Catalytic pyrolysis of biomass to produce aromatic hydrocarbons in a cascade dual-catalyst system: Design of red mud based catalyst assisted by the analysis of variance

Abstract

Theoretical and experimental study on the catalytic pyrolysis of rape straw was carried out for the production of aromatic hydrocarbons using the composite red mud (RM) and zeolite HZSM-5 catalyst as the combined catalysts. In the orthogonal tests and analysis of variance (ANOVA), it was originally established that Fe2O3 and CaO acted as the active metal oxides in the red mud, which played the notable role in the production of benzene, toluene and xylene (BTX) as hydrocarbon fuels. Subsequently, the physicochemical property of the Fe2O3 and CaO loaded red mud (Fe2O3-RM and CaO-RM) was investigated and their performance in the catalytic pyrolysis of rape straw combined with HZSM-5 were investigated. It was revealed that the further cracking of the primary pyrolysis gas was promoted with more active Fe2O3 involved, and the heavy component was converted into the light fraction entering HZSM-5 for deoxygenation and aromatization to produce aromatic hydrocarbons.
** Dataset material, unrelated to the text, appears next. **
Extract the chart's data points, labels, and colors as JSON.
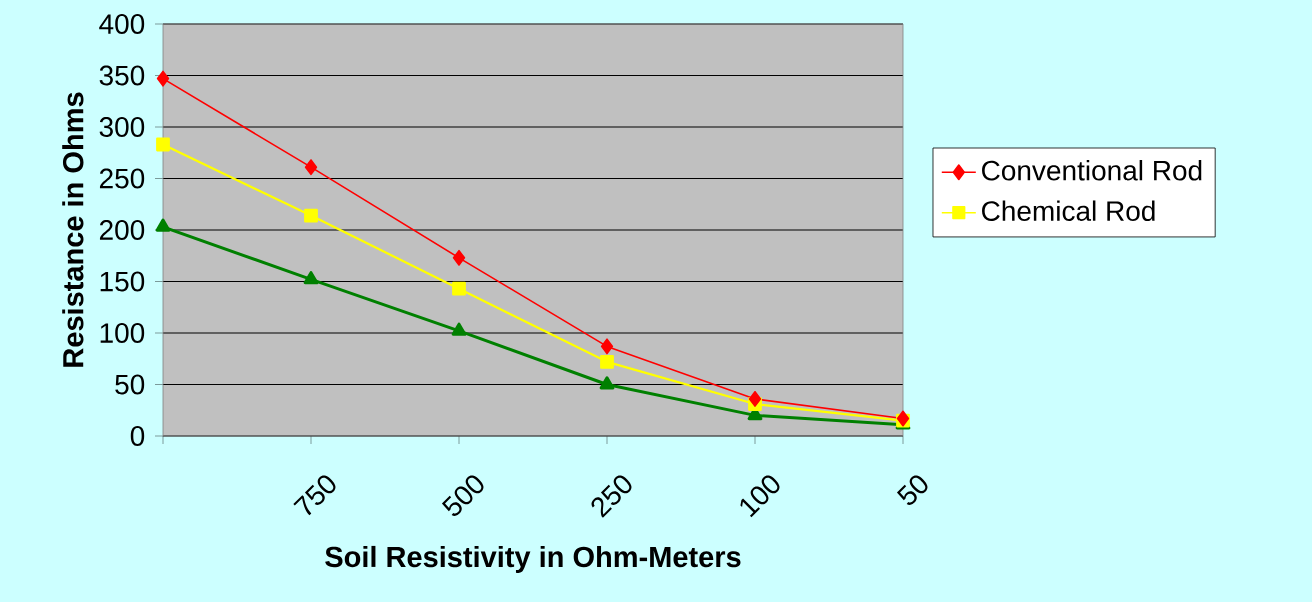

The yield of BTX over Fe2O3-RM was boosted by 10.15 wt% compared with the original red mud catalyst, while that of BTX was further promoted to 11.37 wt% over the composite red mud catalyst with 6% CaO loading. In addition to the strong bond-breaking performance of CaO, calcium carboxylate was easily generated and then decomposed to form CaCO3 and ketones, and then BTX were produced from ketones over HZSM-5 by deoxygenation and aromatization. In this study, the high-performance red mud-based catalysts was designed and utilized in the thermochemical conversion of biomass, providing a potential way for the utilization of two solid wastes, rape straw and red mud to produce hydrocarbon fuels in a high-valued way.